TRIBUNNEWS.COM, MELAWI - Peristiwa memilukan terjadi di Kompleks Asrama Mapolres Melawi, Gg Darul Falah, Desa Paal, Kecamatan Nanga Pinoh, Kabupaten Melawi, Jumat (26/2/2016) dini hari.
Seorang polisi berpangkat Brigadir, Petrus Bakus, tega menghabisi kedua buah hatinya, putrinya, Amora (4), dan putranya, Fabian (3).
Tidak hanya membunuhnya, Brigadir Petrus juga memotong tubuh anak-anaknya menjadi beberapa bagian.
Potongan tubuh dua bocah tak berdosa itu berserakan di atas tempat tidur.
Sementara Windri hendak tidur di kamar yang lain. Antara kamar Fabian dan Amora dengan kamar Windri hanya dibatasi ruang tengah.

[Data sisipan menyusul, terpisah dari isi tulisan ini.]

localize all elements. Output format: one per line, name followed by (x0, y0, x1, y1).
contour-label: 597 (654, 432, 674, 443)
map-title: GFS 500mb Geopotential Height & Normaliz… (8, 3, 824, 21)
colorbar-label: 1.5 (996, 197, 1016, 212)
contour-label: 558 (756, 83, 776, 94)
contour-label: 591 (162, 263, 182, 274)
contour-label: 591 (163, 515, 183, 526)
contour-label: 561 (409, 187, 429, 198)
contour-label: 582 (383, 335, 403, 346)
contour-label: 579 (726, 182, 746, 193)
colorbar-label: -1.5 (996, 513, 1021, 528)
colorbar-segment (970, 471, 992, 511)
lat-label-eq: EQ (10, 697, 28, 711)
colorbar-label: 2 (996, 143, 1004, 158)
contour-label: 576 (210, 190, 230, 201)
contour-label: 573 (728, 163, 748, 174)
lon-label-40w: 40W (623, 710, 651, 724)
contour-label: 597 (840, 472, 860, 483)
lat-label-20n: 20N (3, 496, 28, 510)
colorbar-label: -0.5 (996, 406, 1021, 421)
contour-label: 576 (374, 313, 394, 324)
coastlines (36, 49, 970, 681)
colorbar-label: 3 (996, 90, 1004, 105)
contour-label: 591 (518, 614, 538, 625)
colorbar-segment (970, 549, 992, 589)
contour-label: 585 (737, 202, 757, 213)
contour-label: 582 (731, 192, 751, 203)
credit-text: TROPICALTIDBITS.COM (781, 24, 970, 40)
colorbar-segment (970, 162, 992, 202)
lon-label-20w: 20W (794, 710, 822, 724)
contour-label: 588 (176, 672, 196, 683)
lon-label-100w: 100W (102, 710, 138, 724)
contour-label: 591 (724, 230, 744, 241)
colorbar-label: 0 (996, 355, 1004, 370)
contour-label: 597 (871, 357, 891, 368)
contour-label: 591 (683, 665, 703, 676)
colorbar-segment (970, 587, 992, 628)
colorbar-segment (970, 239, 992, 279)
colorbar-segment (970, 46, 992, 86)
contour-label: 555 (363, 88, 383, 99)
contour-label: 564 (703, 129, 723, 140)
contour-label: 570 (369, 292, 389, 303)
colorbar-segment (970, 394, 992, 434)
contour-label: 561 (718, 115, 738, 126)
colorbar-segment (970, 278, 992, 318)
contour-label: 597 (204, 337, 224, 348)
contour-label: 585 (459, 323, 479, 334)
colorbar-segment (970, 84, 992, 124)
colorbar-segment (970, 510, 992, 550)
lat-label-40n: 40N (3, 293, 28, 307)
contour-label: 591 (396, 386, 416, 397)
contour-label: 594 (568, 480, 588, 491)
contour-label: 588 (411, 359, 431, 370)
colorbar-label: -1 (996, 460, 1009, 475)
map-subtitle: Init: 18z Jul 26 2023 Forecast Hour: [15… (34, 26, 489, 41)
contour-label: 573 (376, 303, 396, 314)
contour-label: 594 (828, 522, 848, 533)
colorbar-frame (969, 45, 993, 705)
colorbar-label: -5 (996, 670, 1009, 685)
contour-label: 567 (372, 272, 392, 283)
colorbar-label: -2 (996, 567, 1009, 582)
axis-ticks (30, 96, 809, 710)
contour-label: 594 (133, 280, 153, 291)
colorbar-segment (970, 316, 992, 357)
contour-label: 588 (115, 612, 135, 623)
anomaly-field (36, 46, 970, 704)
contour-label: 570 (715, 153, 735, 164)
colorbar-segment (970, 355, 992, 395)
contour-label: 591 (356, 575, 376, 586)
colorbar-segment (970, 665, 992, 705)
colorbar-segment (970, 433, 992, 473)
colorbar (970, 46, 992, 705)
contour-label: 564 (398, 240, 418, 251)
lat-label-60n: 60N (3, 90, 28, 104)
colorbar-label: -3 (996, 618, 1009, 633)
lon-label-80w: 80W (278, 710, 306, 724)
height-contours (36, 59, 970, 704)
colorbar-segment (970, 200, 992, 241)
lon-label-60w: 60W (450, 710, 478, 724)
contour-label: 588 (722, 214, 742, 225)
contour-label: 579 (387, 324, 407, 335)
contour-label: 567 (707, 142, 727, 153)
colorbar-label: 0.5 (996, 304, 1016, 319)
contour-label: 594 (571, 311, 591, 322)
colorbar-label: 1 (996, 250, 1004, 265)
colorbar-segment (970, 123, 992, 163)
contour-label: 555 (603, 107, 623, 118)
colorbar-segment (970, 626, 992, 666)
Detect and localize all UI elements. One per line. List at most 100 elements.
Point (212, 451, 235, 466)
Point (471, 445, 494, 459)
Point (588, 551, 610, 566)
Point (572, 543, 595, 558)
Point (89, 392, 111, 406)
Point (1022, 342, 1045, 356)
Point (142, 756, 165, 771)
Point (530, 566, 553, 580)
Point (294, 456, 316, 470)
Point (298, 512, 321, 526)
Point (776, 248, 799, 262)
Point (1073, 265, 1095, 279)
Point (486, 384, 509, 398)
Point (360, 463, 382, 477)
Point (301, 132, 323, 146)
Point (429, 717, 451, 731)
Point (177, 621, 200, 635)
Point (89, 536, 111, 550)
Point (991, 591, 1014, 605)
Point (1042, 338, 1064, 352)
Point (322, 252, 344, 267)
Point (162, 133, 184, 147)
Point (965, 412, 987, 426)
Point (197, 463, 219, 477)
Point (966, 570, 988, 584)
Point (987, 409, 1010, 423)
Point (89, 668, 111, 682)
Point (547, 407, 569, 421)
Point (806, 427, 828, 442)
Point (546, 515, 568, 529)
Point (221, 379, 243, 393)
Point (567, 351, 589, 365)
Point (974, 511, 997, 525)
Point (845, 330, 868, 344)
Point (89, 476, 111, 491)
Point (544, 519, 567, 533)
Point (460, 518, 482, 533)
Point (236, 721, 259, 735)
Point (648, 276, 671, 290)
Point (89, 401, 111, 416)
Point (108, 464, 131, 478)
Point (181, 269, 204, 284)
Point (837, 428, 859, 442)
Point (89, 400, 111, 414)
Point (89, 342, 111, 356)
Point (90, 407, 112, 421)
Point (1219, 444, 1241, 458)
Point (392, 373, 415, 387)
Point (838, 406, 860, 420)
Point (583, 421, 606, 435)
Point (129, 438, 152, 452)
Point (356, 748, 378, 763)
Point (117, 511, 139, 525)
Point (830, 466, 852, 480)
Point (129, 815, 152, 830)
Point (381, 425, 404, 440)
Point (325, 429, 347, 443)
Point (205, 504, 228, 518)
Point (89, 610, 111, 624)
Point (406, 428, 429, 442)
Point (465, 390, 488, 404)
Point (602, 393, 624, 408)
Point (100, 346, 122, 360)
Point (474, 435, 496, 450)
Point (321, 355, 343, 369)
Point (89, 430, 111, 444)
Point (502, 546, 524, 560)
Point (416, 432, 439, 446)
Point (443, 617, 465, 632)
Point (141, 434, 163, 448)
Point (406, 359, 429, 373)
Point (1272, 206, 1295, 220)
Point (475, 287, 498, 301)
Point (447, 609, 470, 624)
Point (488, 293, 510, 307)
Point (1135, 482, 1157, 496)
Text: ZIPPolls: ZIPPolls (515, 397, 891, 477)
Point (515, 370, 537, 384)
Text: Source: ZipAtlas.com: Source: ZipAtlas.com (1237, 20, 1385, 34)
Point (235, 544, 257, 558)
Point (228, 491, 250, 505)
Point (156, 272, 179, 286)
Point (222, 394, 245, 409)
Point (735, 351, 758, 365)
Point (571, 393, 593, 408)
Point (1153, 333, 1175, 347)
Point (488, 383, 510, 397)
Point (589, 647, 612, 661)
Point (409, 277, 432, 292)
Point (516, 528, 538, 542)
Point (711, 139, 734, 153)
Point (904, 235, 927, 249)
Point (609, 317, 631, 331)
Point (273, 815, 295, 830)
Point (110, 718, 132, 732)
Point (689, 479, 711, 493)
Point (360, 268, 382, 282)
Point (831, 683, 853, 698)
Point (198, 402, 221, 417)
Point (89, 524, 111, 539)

Beberapa saat merebahkan badan di kamar, Windri heran karena mendadak tidak ada suara canda tawa anak-anaknya.
Ia pun memutuskan untuk mengecek langsung keduanya di kamar sebelah.
Alangkah terkejutnya Windri, ketika mendapati ada banyak bercak darah di lantai. Ia melihat Amora dan Fabian, dalam keadaan tidak bernyawa di atas tempat tidur.
Ia makin syok karena tubuh kedua buah hatinya dalam keadaan terpotong-potong. Hanya bagian kepala yang masih melekat di badan. Itu pun dengan luka gorok di leher.
Sementara untuk kedua kaki dan tangan, dimutilasi oleh Petrus. Masih di dalam kamar itu juga, Windri mendapati suaminya berbicara sendiri.
"Mereka baik. Mereka mengerti. Mereka pasrah. Maafkan papa ya, Dik," ucap Petrus kepada Windri.
Usai mengucapkan kata-kata itu, Petrus meminta istrinya untuk mengambilkannya air minum. Masih dalam keadaan syok, Windri menuruti permintaan suaminya. Ia pun bergegas menuju dapur.
Saat itulah, Windri memutuskan untuk melarikan diri dan meminta pertolongan warga Asrama Polisi lainnya.
Ia mengetuk pintu Rumah Dinas Anggota Sat Intelkam, Brigadir Sukadi, yang tepat berada di sebelah rumahnya.
Mendengar pintunya diketuk, Brigadir Sukadi terbangun dan membukakan pintu. Ia lantas meminta Windri masuk ke dalam rumah. Sukadi lantas mengunci pintu rumahnya dan meminta Windri sembunyi di dalam.
Sukadi memeriksa rumah Windri. Saat diperiksa, di saat bersamaan, Petrus ke luar dari rumah. Ia duduk di teras rumahnya. Sukardi pun datang menghampiri Petrus.
Kepada Sukardi, Petrus mengakui perbuatannya dan langsung menyerahkan diri.
"Sudah saya bersihkan, Bang. Saya menyerahkan diri," ujar Petrus kepada Sukardi.
Kasus ini sampai juga ke telinga Kapolri Jenderal Badrodin Haiti.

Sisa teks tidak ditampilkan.